A particle moving in x--y plane has initial velocity (u) of ( 2i , 4j ) m/s and final velocity (v) of (8i , -20j ) m/s in time interval of 3 sec.
Find
A) acceleration
B) position
A) To find the acceleration, we can use the formula:
acceleration = (change in velocity) / (time interval)
The change in velocity (Δv) can be found by subtracting the initial velocity from the final velocity:
Δv = v - u = (8i , -20j) - (2i , 4j) = (6i , -24j) m/s
Now, we can calculate the acceleration using the formula:
acceleration = Δv / time interval = (6i , -24j) / 3 = (2i , -8j) m/s^2
Therefore, the acceleration of the particle is 2i - 8j m/s^2.
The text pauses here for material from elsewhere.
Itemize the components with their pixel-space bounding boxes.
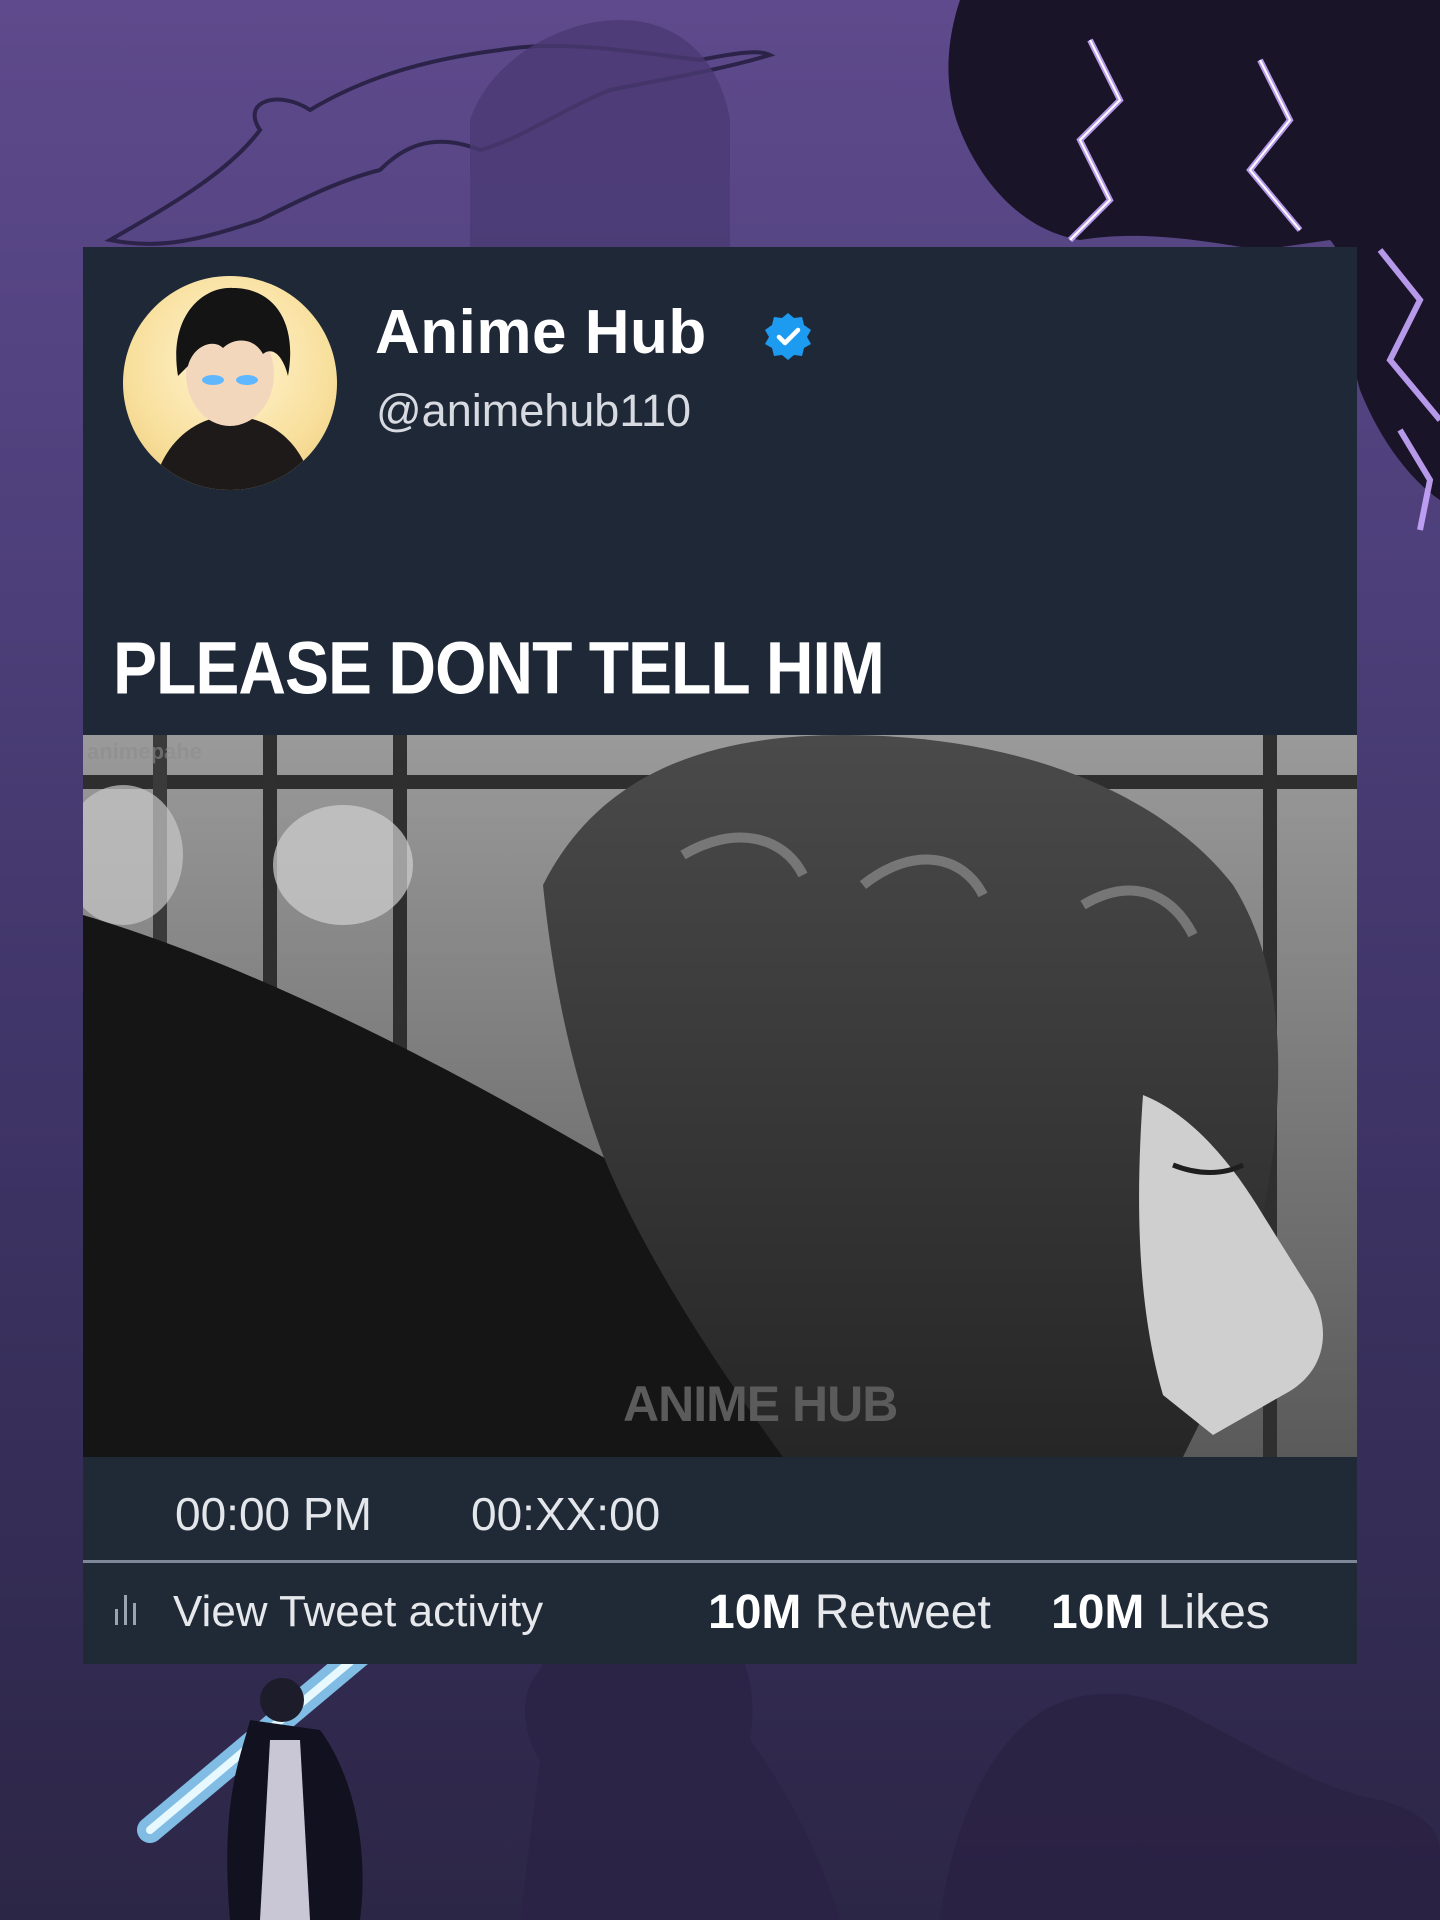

B) To find the position, we need to integrate the velocity with respect to time.
Given u = (2i , 4j) m/s, we can integrate each component separately:
x = ∫(2i) dt = 2∫dt = 2t + C1
y = ∫(4j) dt = 4∫dt = 4t + C2
Using the initial conditions at t = 0, we know that x = 0 and y = 0, so the constant terms cancel out:
x = 2t
y = 4t
Therefore, the position of the particle is given by the equations x = 2t and y = 4t.